A cool-down calms the body, may boost recovery, and serves as an ideal time to stretch. You may not need it though if in good health. Most informally cool-down by walking for some time after training anyway. In the long run it may make little or no difference, so experiment to decide its value.
While no system can possibly produce the best results in all cases, a logical approach to the matter will clearly indicate any slight changes that might be required in some individual cases.
– Arthur Jones
- Calm your body with any easy activity that uses lots of muscle for movement.
Brisk walking is the best option, just like for a warm-up. The increase in body temperature from exercise takes some time to return to normal. Walking will allow a gradual decrease in muscle temperature, blood flow, and heart rate instead of a plummet. This can prevent blood pooling in the limbs, dizziness, the accumulation of lactic acid, and cardiac arrhythmias.
- A cool-down may improve recovery.
It may facilitate the removal of by-products from fatigue and allow nutrients to arrive faster.
Some suggest using restorative methods such as ice, compression, and elevation as part of a cool-down. I would avoid them. These may hamper recovery by disrupting the beneficial inflammation that relies on blood flow limited by them.

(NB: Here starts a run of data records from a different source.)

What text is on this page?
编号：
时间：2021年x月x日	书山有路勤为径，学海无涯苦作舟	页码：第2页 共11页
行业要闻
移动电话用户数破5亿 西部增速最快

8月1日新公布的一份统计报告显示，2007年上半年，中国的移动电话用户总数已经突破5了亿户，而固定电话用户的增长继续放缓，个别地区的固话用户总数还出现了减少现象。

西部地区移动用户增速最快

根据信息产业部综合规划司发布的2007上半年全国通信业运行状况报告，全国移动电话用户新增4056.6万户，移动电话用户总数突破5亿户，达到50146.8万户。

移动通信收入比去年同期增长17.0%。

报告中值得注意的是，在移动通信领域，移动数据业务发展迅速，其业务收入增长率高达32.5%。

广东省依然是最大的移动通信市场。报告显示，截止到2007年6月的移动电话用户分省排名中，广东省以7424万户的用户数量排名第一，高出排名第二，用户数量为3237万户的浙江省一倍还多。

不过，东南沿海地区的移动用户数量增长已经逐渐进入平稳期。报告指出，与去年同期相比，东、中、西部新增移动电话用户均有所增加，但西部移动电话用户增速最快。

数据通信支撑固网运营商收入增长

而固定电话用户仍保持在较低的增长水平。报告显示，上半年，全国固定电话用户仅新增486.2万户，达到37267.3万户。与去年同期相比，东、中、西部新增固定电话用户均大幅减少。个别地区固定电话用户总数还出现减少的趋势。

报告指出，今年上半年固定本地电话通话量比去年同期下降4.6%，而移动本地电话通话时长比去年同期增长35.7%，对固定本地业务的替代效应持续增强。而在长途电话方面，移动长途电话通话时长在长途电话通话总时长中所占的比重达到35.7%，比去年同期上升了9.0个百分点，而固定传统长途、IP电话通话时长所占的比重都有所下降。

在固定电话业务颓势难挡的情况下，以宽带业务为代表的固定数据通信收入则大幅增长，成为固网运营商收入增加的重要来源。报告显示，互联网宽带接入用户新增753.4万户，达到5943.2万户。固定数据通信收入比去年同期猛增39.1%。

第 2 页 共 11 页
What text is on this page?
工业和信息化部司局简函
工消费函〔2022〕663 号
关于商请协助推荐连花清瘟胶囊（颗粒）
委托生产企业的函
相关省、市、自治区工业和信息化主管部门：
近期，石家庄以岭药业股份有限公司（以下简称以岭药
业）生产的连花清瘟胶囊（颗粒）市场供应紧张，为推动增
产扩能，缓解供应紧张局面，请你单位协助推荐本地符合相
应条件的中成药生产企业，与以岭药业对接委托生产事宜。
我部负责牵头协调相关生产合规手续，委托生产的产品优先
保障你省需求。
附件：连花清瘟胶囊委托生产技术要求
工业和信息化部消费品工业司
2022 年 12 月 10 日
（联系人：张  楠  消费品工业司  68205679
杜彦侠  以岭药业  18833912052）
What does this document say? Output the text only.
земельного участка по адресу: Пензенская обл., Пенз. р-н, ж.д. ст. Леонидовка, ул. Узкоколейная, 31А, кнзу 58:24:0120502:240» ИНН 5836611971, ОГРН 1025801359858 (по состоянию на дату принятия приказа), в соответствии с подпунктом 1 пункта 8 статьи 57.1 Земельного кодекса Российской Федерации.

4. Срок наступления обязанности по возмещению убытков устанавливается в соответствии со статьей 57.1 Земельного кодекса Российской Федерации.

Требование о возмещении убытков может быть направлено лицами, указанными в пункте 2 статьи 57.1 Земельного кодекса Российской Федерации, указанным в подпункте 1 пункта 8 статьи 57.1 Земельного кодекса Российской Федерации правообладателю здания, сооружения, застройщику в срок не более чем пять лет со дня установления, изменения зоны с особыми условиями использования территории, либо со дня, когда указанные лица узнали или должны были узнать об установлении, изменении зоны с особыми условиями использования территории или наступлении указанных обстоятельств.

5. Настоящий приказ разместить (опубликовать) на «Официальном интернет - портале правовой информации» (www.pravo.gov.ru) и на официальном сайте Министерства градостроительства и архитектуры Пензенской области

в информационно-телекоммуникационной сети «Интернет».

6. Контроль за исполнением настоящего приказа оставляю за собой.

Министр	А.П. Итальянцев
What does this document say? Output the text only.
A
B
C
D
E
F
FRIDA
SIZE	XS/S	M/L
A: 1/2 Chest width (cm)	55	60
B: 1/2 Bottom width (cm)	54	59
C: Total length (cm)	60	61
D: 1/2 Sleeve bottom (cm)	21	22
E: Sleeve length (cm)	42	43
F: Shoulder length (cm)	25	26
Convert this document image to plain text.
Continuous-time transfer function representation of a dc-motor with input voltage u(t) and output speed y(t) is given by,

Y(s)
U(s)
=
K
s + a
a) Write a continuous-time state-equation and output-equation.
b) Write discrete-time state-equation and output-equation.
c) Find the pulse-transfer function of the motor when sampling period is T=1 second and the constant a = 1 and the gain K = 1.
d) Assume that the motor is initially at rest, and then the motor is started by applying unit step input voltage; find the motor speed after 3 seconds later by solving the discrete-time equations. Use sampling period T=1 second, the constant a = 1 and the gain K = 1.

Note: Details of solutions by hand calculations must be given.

NSAIDS, such as ibuprofen, upset the muscle-building process so avoid them too.
- Consider stretching.
This period is the ideal time for stretching to increase flexibility, since less vigorous stretching works best before the workout. Although some report stretching can reduce delayed onset muscle soreness (DOMS), this remains anecdotal.
Consider a Cool-Down
The more strenuous the workout raises the heart rate, the more need for a cool-down. If you are otherwise in good health, you may not need it though. Perhaps just keep it basic and walk afterward for 3-5 minutes. This will calm you and allow you to transition back into everyday life and may carry some benefits.